Herausragende Dissertationen aus den Bereichen Maschinenbau, Elektrotechnik, Elektronik, Industriesoftware, künstliche Intelligenz, Robotik, Prozessautomation oder verwandten Disziplinen, die in den vergangenen drei Jahren zwischen 2013 und 2015 genehmigt wurden, können eingereicht werden. Arbeiten in den zuvor genannten Bereichen, die sich mit Themen auseinandersetzen, die für Versorgungsunternehmen, die Industrie, das Transportwesen oder den Infrastrukturbereich relevant sind, haben gute Aussichten auf den Gewinn des Förderpreises. ABB ist auch an Forschungsprojekten interessiert, die den Weg für bahnbrechende industrielle Lösungen durch den kreativen Einsatz von Software, Elektronik oder neuen Werkstoffen ebnen.

Eine hochkarätige internationale Jury wird die beste Bewerbung küren.
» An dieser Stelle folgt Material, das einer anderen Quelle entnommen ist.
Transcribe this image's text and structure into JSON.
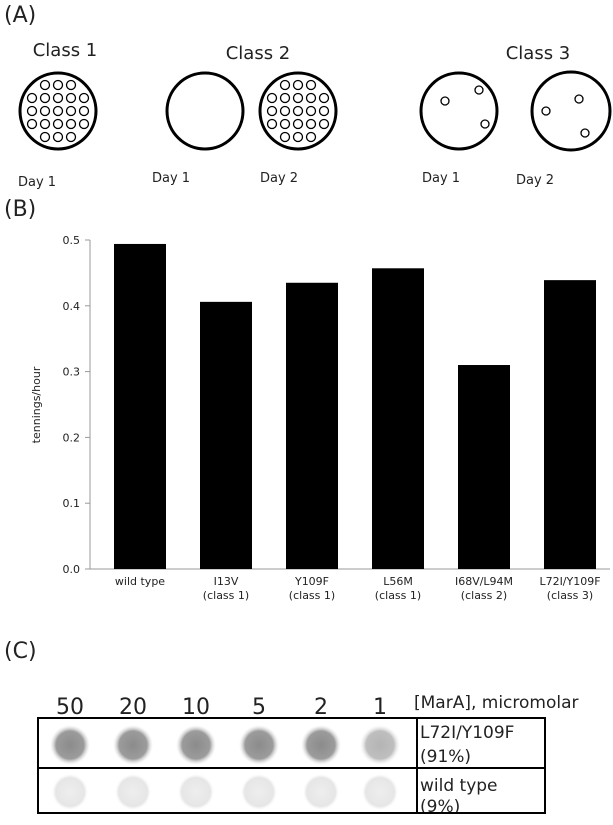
{
  "panel_a": {
    "label": "(A)",
    "classes": [
      {
        "title": "Class 1",
        "days": [
          "Day 1"
        ]
      },
      {
        "title": "Class 2",
        "days": [
          "Day 1",
          "Day 2"
        ]
      },
      {
        "title": "Class 3",
        "days": [
          "Day 1",
          "Day 2"
        ]
      }
    ]
  },
  "panel_b": {
    "label": "(B)"
  },
  "chart_data": {
    "type": "bar",
    "y_label": "tennings/hour",
    "categories": [
      "wild type",
      "I13V",
      "Y109F",
      "L56M",
      "I68V/L94M",
      "L72I/Y109F"
    ],
    "category_notes": [
      null,
      "(class 1)",
      "(class 1)",
      "(class 1)",
      "(class 2)",
      "(class 3)"
    ],
    "values": [
      0.494,
      0.406,
      0.435,
      0.457,
      0.31,
      0.439
    ],
    "color": "#000000",
    "ylim": [
      0,
      0.5
    ],
    "yticks": [
      {
        "value": 0,
        "label": "0.0"
      },
      0.1,
      0.2,
      0.3,
      0.4,
      0.5
    ]
  },
  "panel_c": {
    "label": "(C)",
    "concentrations": [
      "50",
      "20",
      "10",
      "5",
      "2",
      "1"
    ],
    "concentration_label": "[MarA], micromolar",
    "rows": [
      {
        "name": "L72I/Y109F",
        "percent": "(91%)"
      },
      {
        "name": "wild type",
        "percent": "(9%)"
      }
    ]
  }
}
Neben der Erfüllung aller wissenschaftlichen und formalen Qualitätsstandards wird die Jury folgende Kriterien berücksichtigen: Innovationspotenzial, konkreter praktischer Nutzen, Vorteile für die Umwelt und Gesellschaft sowie ansprechende Präsentation der Ergebnisse.

ABB hat den Forschungspreis zu Beginn des Jahres zu Ehren des früheren ABB Verwaltungsratspräsidenten, Hubertus von Grünberg, gestiftet. Die Prämie wird 2016 zum ersten Mal verliehen und anschliessend im Dreijahresrhythmus. Der Physiker Dr. Hubertus von Grünberg hat mit den von ihm verkörperten Werten wie Einsatz für Wissenschaft und Handel, Leidenschaft für die Forschung, Geschäftssinn und den festen Glauben daran, dass Innovation die Grundlage für nachhaltiges Wachstum und Unternehmenserfolg bildet, den nach ihm benannten Preis inspiriert.